The prototyping stage is a crucial step in the development process of any product. When the product turns out to be innovative, patenting should be addressed in order to obtain adequate legal protection on the invention.
As a matter of practice, it is possible to obtain a patent for invention provided that the legal requirements are met and a timely application is made to the relevant offices.
A product may be innovative in several respects: aesthetic, functional or strictly technical. In all these cases, what is always essential in order to obtain a valid patent is the observance of secrecy until the day the application is filed.
A reason for this is that if the invention is made public before the patent application is filed, the patent would risk being invalid due to so-called destructive pre-disclosure.
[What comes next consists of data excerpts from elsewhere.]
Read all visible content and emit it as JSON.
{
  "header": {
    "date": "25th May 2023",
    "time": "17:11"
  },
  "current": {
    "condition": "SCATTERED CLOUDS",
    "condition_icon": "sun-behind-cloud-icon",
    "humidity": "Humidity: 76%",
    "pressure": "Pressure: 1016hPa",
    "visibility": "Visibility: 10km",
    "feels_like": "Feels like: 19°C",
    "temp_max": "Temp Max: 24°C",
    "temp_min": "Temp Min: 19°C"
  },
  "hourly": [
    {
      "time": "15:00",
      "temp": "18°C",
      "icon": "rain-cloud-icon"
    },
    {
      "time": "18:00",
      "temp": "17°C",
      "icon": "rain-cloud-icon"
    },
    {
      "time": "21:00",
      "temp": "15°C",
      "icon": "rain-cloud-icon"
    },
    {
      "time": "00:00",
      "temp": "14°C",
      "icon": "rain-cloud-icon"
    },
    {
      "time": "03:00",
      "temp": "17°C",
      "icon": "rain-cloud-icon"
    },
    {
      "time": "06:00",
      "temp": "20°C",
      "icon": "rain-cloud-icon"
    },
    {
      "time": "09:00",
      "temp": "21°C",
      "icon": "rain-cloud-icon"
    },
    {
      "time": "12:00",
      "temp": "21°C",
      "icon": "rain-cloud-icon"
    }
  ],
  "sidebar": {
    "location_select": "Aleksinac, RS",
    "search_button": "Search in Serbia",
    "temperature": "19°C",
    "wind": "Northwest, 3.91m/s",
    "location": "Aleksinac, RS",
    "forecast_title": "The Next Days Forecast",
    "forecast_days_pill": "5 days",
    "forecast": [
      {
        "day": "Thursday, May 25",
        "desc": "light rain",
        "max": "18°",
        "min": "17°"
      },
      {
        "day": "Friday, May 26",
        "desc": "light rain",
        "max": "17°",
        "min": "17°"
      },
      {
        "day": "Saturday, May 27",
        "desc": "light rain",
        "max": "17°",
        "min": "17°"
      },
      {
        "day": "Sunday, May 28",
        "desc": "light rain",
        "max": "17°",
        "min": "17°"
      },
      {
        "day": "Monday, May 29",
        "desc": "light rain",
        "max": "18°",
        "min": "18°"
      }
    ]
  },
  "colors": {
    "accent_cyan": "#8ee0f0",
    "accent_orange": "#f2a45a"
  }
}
Let’s see exactly what this is all about.
The risk of destructive pre-disclosure is the main reason why every prototyping contract always contains at least one confidentiality clause.
When managing innovative models or prototypes but also, more simply, when one is in the startup phase of a company, it is very important to sign a confidentiality agreement (NDA or non-disclosure agreement) precisely to circumscribe the risk of misappropriation of confidential information.
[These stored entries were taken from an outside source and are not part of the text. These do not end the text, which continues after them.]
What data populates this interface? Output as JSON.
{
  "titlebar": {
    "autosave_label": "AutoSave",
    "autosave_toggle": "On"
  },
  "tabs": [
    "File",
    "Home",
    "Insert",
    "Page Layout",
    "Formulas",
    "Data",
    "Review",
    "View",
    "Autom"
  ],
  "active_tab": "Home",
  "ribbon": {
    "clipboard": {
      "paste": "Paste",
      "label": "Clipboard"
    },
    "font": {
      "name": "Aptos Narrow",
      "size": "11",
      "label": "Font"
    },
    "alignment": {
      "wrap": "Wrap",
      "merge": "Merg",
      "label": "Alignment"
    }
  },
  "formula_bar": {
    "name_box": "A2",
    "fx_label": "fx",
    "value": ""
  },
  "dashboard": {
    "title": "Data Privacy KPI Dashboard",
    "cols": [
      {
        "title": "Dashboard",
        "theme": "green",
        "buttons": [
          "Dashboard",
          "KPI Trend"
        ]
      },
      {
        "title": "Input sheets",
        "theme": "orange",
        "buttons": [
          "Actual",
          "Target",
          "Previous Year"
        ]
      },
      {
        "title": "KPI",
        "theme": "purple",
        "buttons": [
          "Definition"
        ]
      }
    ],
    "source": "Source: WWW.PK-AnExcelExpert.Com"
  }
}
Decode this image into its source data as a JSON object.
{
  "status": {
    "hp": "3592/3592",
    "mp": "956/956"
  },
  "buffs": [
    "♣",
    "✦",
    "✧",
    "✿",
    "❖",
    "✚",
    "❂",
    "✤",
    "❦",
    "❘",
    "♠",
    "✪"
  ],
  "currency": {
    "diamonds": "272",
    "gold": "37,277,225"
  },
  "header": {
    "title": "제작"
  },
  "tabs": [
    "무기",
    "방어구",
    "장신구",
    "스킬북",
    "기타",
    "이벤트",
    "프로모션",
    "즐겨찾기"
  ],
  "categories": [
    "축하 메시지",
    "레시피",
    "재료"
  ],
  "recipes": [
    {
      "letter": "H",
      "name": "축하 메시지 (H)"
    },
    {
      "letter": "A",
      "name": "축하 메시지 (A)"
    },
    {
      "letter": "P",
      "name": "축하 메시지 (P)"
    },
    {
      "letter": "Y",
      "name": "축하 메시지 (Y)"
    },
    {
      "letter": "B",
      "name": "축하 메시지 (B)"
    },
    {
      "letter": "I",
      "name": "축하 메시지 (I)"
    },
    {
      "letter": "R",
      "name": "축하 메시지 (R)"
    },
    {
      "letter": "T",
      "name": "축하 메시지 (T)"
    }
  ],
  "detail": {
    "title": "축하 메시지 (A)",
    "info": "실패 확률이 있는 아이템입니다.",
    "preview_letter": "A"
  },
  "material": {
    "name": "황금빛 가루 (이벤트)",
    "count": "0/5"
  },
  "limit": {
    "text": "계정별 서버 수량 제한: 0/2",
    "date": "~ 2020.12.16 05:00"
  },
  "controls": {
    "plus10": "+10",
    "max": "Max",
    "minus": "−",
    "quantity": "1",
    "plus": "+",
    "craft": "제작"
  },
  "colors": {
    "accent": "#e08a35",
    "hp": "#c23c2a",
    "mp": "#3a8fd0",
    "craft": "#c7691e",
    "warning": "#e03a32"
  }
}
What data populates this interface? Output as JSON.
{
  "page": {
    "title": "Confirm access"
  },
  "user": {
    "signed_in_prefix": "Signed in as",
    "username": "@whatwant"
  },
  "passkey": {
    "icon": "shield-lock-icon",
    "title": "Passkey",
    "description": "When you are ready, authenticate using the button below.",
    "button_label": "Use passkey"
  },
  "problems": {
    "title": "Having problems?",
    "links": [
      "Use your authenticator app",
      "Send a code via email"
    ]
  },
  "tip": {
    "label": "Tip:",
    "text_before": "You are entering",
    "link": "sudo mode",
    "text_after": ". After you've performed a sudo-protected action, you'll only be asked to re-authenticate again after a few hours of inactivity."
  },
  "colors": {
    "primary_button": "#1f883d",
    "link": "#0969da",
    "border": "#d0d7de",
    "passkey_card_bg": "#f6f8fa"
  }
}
As a matter of fact, according to Article 45 of the Italian Industrial Property Code, “inventions, of any field of the technique, which are new…” that is, not yet included in the state of the art, may be the subject of a patent for invention.
Since it automatically becomes part of the known technique any invention that has been made “accessible to the public in the territory of the state or abroad before the date of filing of the patent application” (See Article 46, Paragraph 2, Italian Intellectual Property Code), a basic rule follows from this.
In order not to invalidate the patent, innovative inventions and products must be kept confidential until the day the patent application is filed.
In a fairly recent case, a patent was fortunately held valid, even though the innovative machinery had already been shown to some business partners-only because specific confidentiality agreements had been signed: “Confidentiality agreements between supplier and customer prevent patent predisclosure.” [Court of Appeals of Milan, Sec. spec. in business, Sent., 14/05/2020, No. 1094].
In short, confidentiality is not an issue to be taken lightly. But back to prototyping.
We refer to “rapid prototyping” in terms of techniques conceptually related to additive manufacturing and 3D printing.
The prototype is created very quickly by starting with a CAD design and adding material through several possible techniques:
There are also so-called CNC tools where, unlike the techniques mentioned above, the production of the model is by subtraction, as in sculpture. Starting from solid blocks, the model is created thanks to advanced machines that, using their computing power, accurately and quickly remove excess material.
Rapid prototyping undeniably has several advantages. Touching a prototype is always better than merely visualizing it through a rendering. In addition, a realistic prototype helps communication with investors and potential customers.
However, the ease with which we approach external partners often leads to underestimating confidentiality profiles, putting patenting at risk due to destructive predisclosure.
Intellectual property aspects are always crucial in the prototyping phase and, with them, confidentiality ones: every entrepreneur should always keep these implications in mind so as not to risk losing the advantage that only a patent is capable of guaranteeing.